What are the main concerns that landlords and retailers are talking to you about?Maintaining the vibrancy of their existing property portfolios. From a landlord’s perspective it’s absolutely key. They are not only in competition with other landlord/shopping centre owners, but other town centre locations in some instances. So for example, there is a resurgence in Manchester city centre, in Glasgow there are two main malls, but equally there is a shopping centre district in the city centre itself. So I think that need to compete, renew and reinvigorate some of the tired shopping centres – and that’s where international retail comes in. Everybody wants something new. Landlords are quite keen to secure the next best thing, which is the aspirational retailer. And they are prepared to do deals with them that they perhaps wouldn’t have done two years ago. It’s not just about paying rent.

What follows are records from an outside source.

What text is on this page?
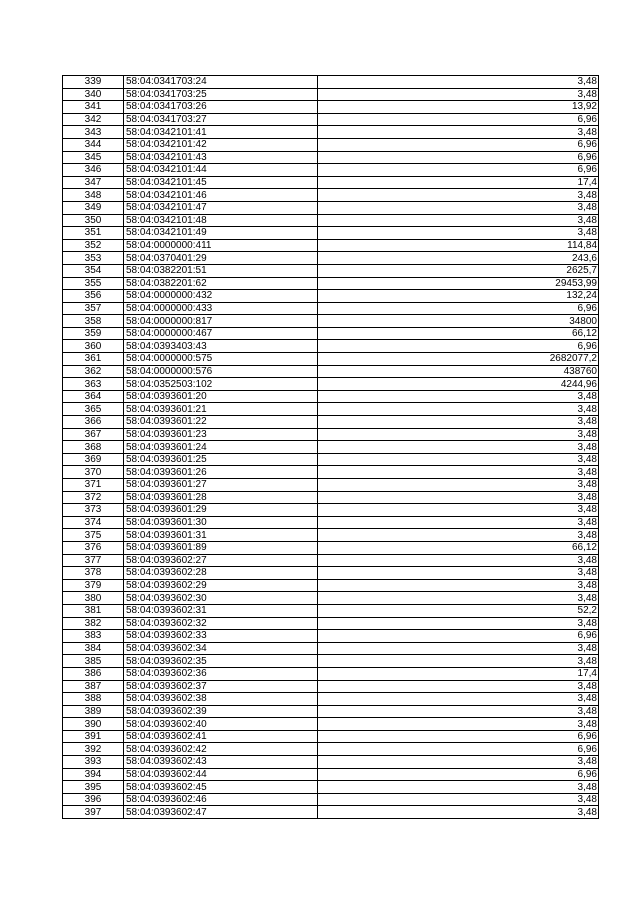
339	58:04:0341703:24	3,48
340	58:04:0341703:25	3,48
341	58:04:0341703:26	13,92
342	58:04:0341703:27	6,96
343	58:04:0342101:41	3,48
344	58:04:0342101:42	6,96
345	58:04:0342101:43	6,96
346	58:04:0342101:44	6,96
347	58:04:0342101:45	17,4
348	58:04:0342101:46	3,48
349	58:04:0342101:47	3,48
350	58:04:0342101:48	3,48
351	58:04:0342101:49	3,48
352	58:04:0000000:411	114,84
353	58:04:0370401:29	243,6
354	58:04:0382201:51	2625,7
355	58:04:0382201:62	29453,99
356	58:04:0000000:432	132,24
357	58:04:0000000:433	6,96
358	58:04:0000000:817	34800
359	58:04:0000000:467	66,12
360	58:04:0393403:43	6,96
361	58:04:0000000:575	2682077,2
362	58:04:0000000:576	438760
363	58:04:0352503:102	4244,96
364	58:04:0393601:20	3,48
365	58:04:0393601:21	3,48
366	58:04:0393601:22	3,48
367	58:04:0393601:23	3,48
368	58:04:0393601:24	3,48
369	58:04:0393601:25	3,48
370	58:04:0393601:26	3,48
371	58:04:0393601:27	3,48
372	58:04:0393601:28	3,48
373	58:04:0393601:29	3,48
374	58:04:0393601:30	3,48
375	58:04:0393601:31	3,48
376	58:04:0393601:89	66,12
377	58:04:0393602:27	3,48
378	58:04:0393602:28	3,48
379	58:04:0393602:29	3,48
380	58:04:0393602:30	3,48
381	58:04:0393602:31	52,2
382	58:04:0393602:32	3,48
383	58:04:0393602:33	6,96
384	58:04:0393602:34	3,48
385	58:04:0393602:35	3,48
386	58:04:0393602:36	17,4
387	58:04:0393602:37	3,48
388	58:04:0393602:38	3,48
389	58:04:0393602:39	3,48
390	58:04:0393602:40	3,48
391	58:04:0393602:41	6,96
392	58:04:0393602:42	6,96
393	58:04:0393602:43	3,48
394	58:04:0393602:44	6,96
395	58:04:0393602:45	3,48
396	58:04:0393602:46	3,48
397	58:04:0393602:47	3,48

Focusing on central London – what trends are you seeing there? [In terms of retailers] luxury or premium, or international. The fact is London is a global capital, so every global brand has to have a flagship store in London. That is where the demand is coming from, that’s where we’ve seen the demand from international brands, looking to secure London, Tokyo, New York, Paris and to a lesser extent Milan.
There will be [further entrants]. We’ve seen the first major Chinese brand, Bosideng, come over. South Molton Street is a real property related story. Rents have gone through the roof there, but equally it’s a very cyclical market. Five years ago there was a lot of availability, now there’s very little availability, or what availability there was has changed hands. You’ve got a lot of new retailers looking in South Molton Street.

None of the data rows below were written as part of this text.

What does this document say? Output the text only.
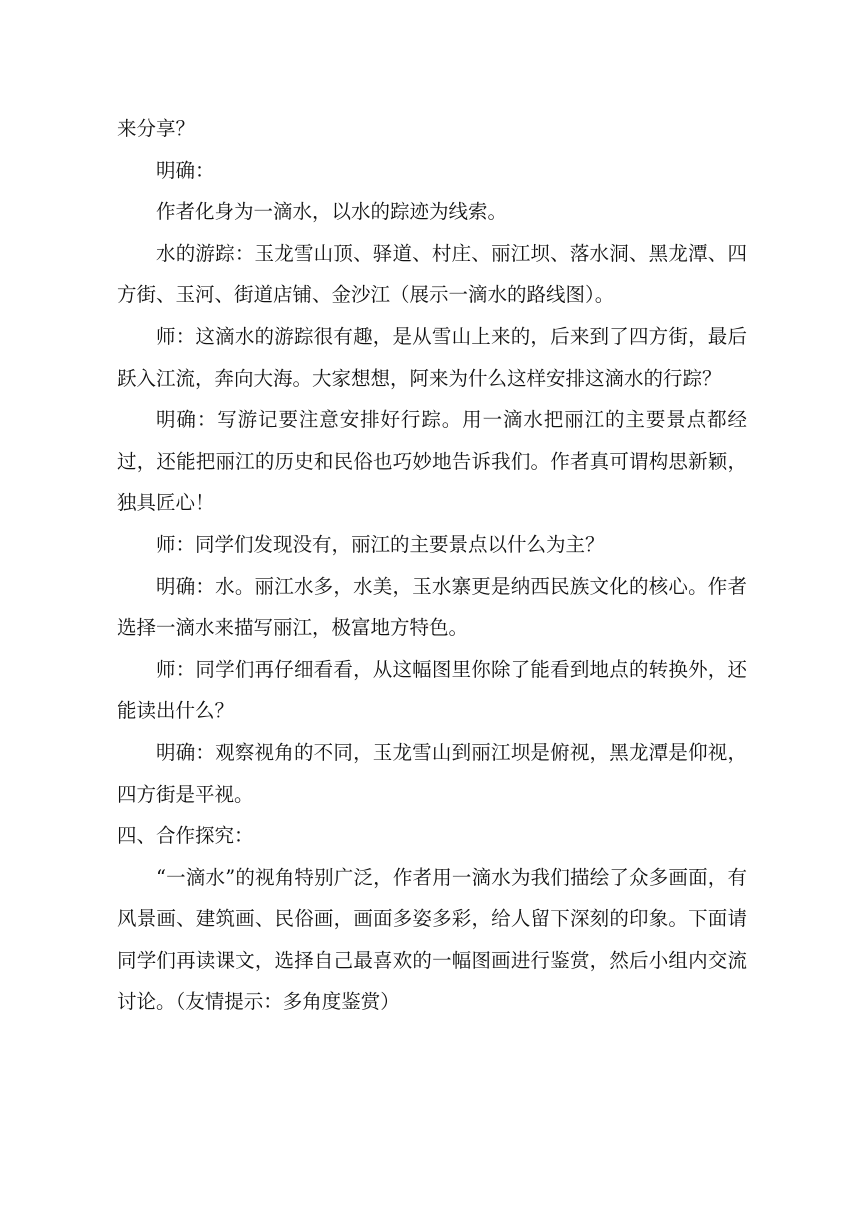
来分享？

明确：

作者化身为一滴水，以水的踪迹为线索。

水的游踪：玉龙雪山顶、驿道、村庄、丽江坝、落水洞、黑龙潭、四方街、玉河、街道店铺、金沙江（展示一滴水的路线图）。

师：这滴水的游踪很有趣，是从雪山上来的，后来到了四方街，最后跃入江流，奔向大海。大家想想，阿来为什么这样安排这滴水的行踪？

明确：写游记要注意安排好行踪。用一滴水把丽江的主要景点都经过，还能把丽江的历史和民俗也巧妙地告诉我们。作者真可谓构思新颖，独具匠心！

师：同学们发现没有，丽江的主要景点以什么为主？

明确：水。丽江水多，水美，玉水寨更是纳西民族文化的核心。作者选择一滴水来描写丽江，极富地方特色。

师：同学们再仔细看看，从这幅图里你除了能看到地点的转换外，还能读出什么？

明确：观察视角的不同，玉龙雪山到丽江坝是俯视，黑龙潭是仰视，四方街是平视。

四、合作探究：

“一滴水”的视角特别广泛，作者用一滴水为我们描绘了众多画面，有风景画、建筑画、民俗画，画面多姿多彩，给人留下深刻的印象。下面请同学们再读课文，选择自己最喜欢的一幅图画进行鉴赏，然后小组内交流讨论。（友情提示：多角度鉴赏）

Dover Street is also becoming more popular. There are several things happening here. It’s only 100m from Bond Street where rents are £1,000 per ft. On Dover Street they’re £300 per ft. So there’s the obvious saving, but likewise that pitch is slightly edgier, and less mainstream that Bond Street. So if you have a premium brand, and you don’t think Bond Street fits with your brand, and actually you can’t afford it anyway, Dover Street is a great alternative. As is Albemarle Street.
We’re advising a number of brands. We’ve already acquired three stores on Dover Street for brands that actually didn’t want to be on Bond Street, but wanted the proximity to Bond that allows them to draw on the same customer.
There’s also another trend for luxury retailers to buy their own buildings. Chanel are looking to buy their freehold, and Louis Vuitton have bought their own building on Bond Street. I think we will see more of that. Bond Street is of finite length. So if you are a Bond Street brand, you’re always going to need something on that street, so you might as well go long term and buy the building. The other issue is that you can’t actually buy freehold buildings in many other locations - certainly not in very many of the luxury locations. Sloane Street’s owned by two of the London Estates, Regent Street’s owned by Crown Estates, so it’s only Bond Street or Oxford Street where there is some individual ownership where you can buy.